1.2. Plus significative est la rencontre qu'on peut faire au détour des
notes et bibliographies d'un nom qu'on avait peu l'habitude de lire en ces
lieux, celui de G. Guillaume. G. Guillaume dans Communications, G.
Guillaume dans Langages, rencontre de la linguistique guillaumienne et de
celles qui ne le sont pas? Quelle parenté y aurait-il alors entre la
psychosystématique et les méthodes et théories de ces dernières années?

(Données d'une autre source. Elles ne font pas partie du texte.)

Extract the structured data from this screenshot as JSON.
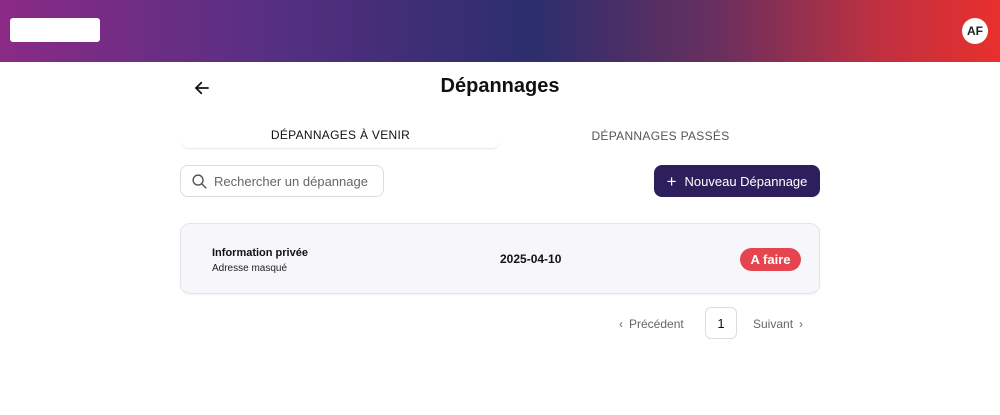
{
  "header": {
    "avatar_initials": "AF",
    "gradient_colors": [
      "#8a2a86",
      "#2c2e6e",
      "#e8302c"
    ]
  },
  "page": {
    "title": "Dépannages",
    "back_icon": "arrow-left-icon"
  },
  "tabs": [
    {
      "label": "DÉPANNAGES À VENIR",
      "active": true
    },
    {
      "label": "DÉPANNAGES PASSÉS",
      "active": false
    }
  ],
  "search": {
    "placeholder": "Rechercher un dépannage",
    "value": "",
    "icon": "search-icon"
  },
  "new_button": {
    "label": "Nouveau Dépannage",
    "icon": "plus-icon",
    "color": "#2d1f5c"
  },
  "items": [
    {
      "name": "Information privée",
      "address": "Adresse masqué",
      "date": "2025-04-10",
      "status": "A faire",
      "status_color": "#e64550"
    }
  ],
  "pagination": {
    "prev_label": "Précédent",
    "current_page": "1",
    "next_label": "Suivant"
  }
}
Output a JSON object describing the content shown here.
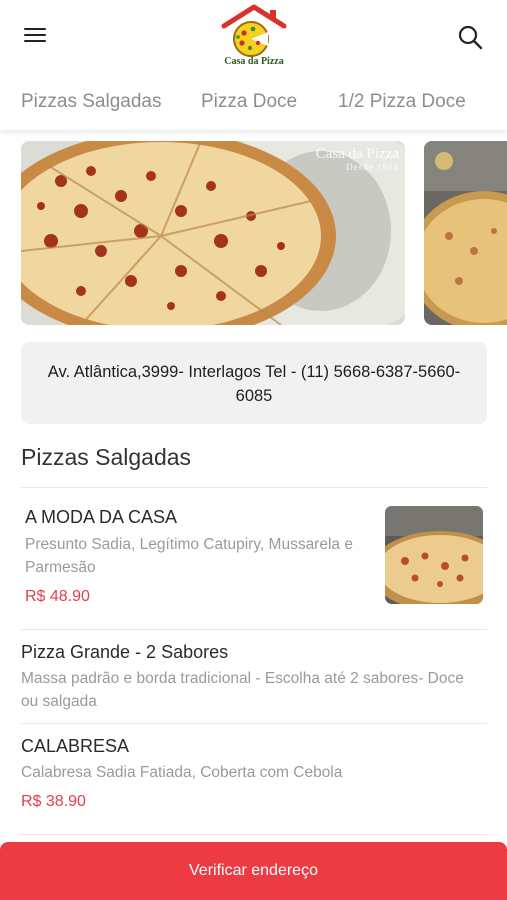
{
  "header": {
    "logo_text": "Casa da Pizza",
    "menu_icon": "hamburger-menu-icon",
    "search_icon": "search-icon"
  },
  "tabs": [
    {
      "label": "Pizzas Salgadas"
    },
    {
      "label": "Pizza Doce"
    },
    {
      "label": "1/2 Pizza Doce"
    }
  ],
  "banners": [
    {
      "brand": "Casa da Pizza",
      "since": "Desde 1998"
    }
  ],
  "address": {
    "text": "Av. Atlântica,3999- Interlagos Tel - (11) 5668-6387-5660-6085"
  },
  "section": {
    "title": "Pizzas Salgadas"
  },
  "items": [
    {
      "name": "A MODA DA CASA",
      "description": "Presunto Sadia, Legítimo Catupiry, Mussarela e Parmesão",
      "price": "R$ 48.90"
    },
    {
      "name": "Pizza Grande - 2 Sabores",
      "description": "Massa padrão e borda tradicional - Escolha até 2 sabores- Doce ou salgada"
    },
    {
      "name": "CALABRESA",
      "description": "Calabresa Sadia Fatiada, Coberta com Cebola",
      "price": "R$ 38.90"
    }
  ],
  "footer": {
    "button_label": "Verificar endereço"
  },
  "colors": {
    "accent_red": "#ec3b43",
    "price_red": "#e1404a",
    "address_bg": "#f1f1f1"
  }
}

Répondre à cette question c'est impliquer qu'il importe moins, dans
une première tentative pour situer la psychosystématique dans une
perspective historique, de dire que la démarche de G. Guillaume fut à l'opposé de
celle de Damourette et Pichon, combien la psychosystématique est éloignée
de la linguistique psychologique de Van Ginneken, quels liens il existe
entre Humboldt, Saussure, Meillet2 et Guillaume, que de montrer, ce
qui est plus utile et plus vrai, que la psychomécanique du langage a
partie liée avec l'avenir de la linguistique.
2.1. Aux « linguistes enclins à prendre hardiment les routes de l'avenir »
(1952, p. 250) 3, G. propose l'aphorisme suivant : « Le mouvement se

1. Langage et Science du langage, Nizet et Presses de l'Université Laval, 1964.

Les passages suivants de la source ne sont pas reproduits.